Muitas mulheres cresceram ouvindo que deveriam ser compreensivas, cuidadosas e sempre dispostas a ajudar. Essa educação, muitas vezes baseada na ideia de que a mulher precisa cuidar de todos ao seu redor, pode levar a um comportamento bastante comum: o autossacrifício constante.
Mas quando cuidar dos outros se torna uma regra absoluta e a própria mulher passa a se colocar sempre em último lugar, esse comportamento pode trazer consequências emocionais importantes.
O tema será abordado pela psicóloga Mariana França, que explica como esse padrão pode surgir e de que forma ele impacta a vida emocional de muitas mulheres.
O que é o ciclo do autossacrifício?
O chamado ciclo do autossacrifício acontece quando a pessoa coloca repetidamente as necessidades dos outros acima das suas próprias. Em muitos casos, a mulher sente que precisa atender às expectativas da família, do parceiro, dos filhos ou do trabalho, mesmo quando isso significa abrir mão do próprio bem-estar.
Segundo a psicóloga Mariana França, esse comportamento muitas vezes acontece de forma inconsciente e vai se consolidando ao longo da vida.
“Quando a pessoa aprende desde cedo que precisa cuidar de todos ao seu redor, pode desenvolver a ideia de que suas próprias necessidades devem sempre ficar em segundo plano”, explica.
Por que tantas mulheres têm dificuldade de dizer “não”?
Uma das explicações está na socialização feminina. Desde cedo, muitas meninas são incentivadas a serem educadas, agradáveis e disponíveis para ajudar os outros. Essa construção cultural pode fazer com que dizer “não” seja interpretado como egoísmo ou falta de cuidado.
Com o passar dos anos, esse padrão pode se transformar em dois esquemas emocionais bastante estudados na psicologia: o autossacrifício e a submissão.

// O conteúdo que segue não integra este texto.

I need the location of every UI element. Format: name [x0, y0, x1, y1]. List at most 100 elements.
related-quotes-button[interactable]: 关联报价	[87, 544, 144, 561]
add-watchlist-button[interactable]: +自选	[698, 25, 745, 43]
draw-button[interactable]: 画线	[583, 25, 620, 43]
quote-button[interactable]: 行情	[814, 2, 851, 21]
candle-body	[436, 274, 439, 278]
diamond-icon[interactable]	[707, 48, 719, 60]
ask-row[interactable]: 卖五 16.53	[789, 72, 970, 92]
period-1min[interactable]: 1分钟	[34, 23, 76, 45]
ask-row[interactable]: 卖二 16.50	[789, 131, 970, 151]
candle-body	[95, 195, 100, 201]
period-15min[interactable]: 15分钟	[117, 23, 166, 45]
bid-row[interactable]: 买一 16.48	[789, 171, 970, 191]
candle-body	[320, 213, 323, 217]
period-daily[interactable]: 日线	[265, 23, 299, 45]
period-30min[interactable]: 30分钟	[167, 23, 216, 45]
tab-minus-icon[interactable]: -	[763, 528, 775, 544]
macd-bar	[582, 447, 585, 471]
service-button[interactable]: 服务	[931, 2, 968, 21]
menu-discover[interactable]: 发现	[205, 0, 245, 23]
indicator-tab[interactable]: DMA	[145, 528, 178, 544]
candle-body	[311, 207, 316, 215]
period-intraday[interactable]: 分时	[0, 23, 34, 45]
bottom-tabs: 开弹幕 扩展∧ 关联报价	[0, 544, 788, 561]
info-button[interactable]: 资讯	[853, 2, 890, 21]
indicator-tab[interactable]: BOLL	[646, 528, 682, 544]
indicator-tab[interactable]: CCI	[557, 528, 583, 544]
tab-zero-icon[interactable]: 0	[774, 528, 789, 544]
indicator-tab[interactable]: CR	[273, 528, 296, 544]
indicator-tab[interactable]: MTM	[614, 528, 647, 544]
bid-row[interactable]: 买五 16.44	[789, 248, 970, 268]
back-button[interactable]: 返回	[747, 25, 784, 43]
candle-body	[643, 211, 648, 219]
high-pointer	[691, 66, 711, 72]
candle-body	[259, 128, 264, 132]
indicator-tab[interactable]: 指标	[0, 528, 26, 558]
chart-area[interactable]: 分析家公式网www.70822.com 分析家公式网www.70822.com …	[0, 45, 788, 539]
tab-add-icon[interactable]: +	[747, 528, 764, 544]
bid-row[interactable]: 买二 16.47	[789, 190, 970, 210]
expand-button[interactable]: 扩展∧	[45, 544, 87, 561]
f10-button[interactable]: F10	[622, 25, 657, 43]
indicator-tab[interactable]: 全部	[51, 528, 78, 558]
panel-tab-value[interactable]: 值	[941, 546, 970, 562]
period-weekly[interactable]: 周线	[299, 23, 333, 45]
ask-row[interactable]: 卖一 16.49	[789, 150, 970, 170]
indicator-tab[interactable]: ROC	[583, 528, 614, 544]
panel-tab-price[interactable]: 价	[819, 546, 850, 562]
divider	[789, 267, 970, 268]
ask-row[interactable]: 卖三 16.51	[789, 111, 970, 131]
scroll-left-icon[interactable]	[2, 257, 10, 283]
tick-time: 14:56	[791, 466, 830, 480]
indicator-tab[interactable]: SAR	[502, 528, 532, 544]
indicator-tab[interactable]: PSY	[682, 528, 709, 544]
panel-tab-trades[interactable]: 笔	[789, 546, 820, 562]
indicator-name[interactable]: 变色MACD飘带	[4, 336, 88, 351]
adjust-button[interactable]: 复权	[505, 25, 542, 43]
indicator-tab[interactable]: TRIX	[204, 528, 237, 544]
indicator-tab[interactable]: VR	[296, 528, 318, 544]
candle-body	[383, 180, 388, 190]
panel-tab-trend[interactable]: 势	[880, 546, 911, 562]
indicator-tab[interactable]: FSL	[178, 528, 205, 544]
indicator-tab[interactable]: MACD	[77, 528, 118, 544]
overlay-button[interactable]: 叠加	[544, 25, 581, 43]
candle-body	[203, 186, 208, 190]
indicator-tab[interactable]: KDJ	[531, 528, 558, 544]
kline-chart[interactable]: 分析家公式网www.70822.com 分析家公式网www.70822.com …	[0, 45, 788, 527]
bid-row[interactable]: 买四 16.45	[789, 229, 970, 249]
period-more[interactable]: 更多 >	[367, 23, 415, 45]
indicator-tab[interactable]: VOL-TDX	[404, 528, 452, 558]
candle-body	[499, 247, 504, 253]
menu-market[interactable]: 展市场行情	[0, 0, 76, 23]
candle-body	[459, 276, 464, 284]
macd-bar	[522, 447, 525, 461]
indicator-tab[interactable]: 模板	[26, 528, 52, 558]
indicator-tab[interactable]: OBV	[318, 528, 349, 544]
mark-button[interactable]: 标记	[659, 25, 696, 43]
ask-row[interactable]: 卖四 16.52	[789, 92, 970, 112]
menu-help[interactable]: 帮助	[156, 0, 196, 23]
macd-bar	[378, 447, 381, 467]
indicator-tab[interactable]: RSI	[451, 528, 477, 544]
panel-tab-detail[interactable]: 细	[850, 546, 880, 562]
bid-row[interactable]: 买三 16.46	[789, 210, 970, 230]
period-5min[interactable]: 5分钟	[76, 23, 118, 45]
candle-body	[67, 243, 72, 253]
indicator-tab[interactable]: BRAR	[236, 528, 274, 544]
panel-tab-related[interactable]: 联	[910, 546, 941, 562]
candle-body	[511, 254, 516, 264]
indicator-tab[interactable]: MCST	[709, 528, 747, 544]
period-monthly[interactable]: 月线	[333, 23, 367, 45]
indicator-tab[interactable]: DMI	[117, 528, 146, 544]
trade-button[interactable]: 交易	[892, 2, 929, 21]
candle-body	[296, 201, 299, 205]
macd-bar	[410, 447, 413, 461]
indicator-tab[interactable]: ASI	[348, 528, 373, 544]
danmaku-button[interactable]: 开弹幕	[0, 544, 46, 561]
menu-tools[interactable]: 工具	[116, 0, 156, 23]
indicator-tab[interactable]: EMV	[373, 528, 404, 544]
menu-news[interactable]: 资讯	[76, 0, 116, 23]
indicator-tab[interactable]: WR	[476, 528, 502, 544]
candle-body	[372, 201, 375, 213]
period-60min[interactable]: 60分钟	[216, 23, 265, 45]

De acordo com Mariana França, nesses casos a pessoa passa a acreditar que precisa priorizar os outros para ser aceita, amada ou valorizada.
Os sinais de que o autossacrifício pode estar exagerado
Alguns comportamentos podem indicar que esse padrão está se tornando prejudicial:
- Sentir culpa ao colocar suas próprias necessidades em primeiro lugar
- Ter dificuldade em estabelecer limites
- Assumir responsabilidades que não são suas
- Sentir-se sobrecarregada ou emocionalmente esgotada
- Ter a sensação de que faz muito pelos outros, mas recebe pouco em troca
Quando esses sinais aparecem com frequência, é importante parar e refletir sobre como as relações estão sendo construídas.
O impacto emocional desse comportamento
Viver constantemente em função dos outros pode gerar ressentimento, frustração e baixa autoestima. Muitas mulheres passam a sentir que sua identidade está ligada apenas ao papel de cuidar, esquecendo de suas próprias vontades, sonhos e necessidades.
Além disso, a ausência de limites claros pode afetar relacionamentos, criando uma dinâmica desequilibrada em que apenas um lado se doa excessivamente.
Caminhos para mudar esse padrão
Um passo importante é desenvolver o chamado letramento emocional, que é a capacidade de identificar, compreender e expressar as próprias emoções e necessidades.
Para a psicóloga Mariana França, a psicoterapia pode ser uma ferramenta importante nesse processo.
“A terapia ajuda a pessoa a reconhecer seus padrões emocionais, entender suas necessidades e aprender a estabelecer limites de forma saudável”, destaca.
Aprender a dizer “não” não significa deixar de amar ou cuidar do outro. Significa, antes de tudo, reconhecer que cuidar de si mesma também é essencial para manter relações mais equilibradas e saudáveis.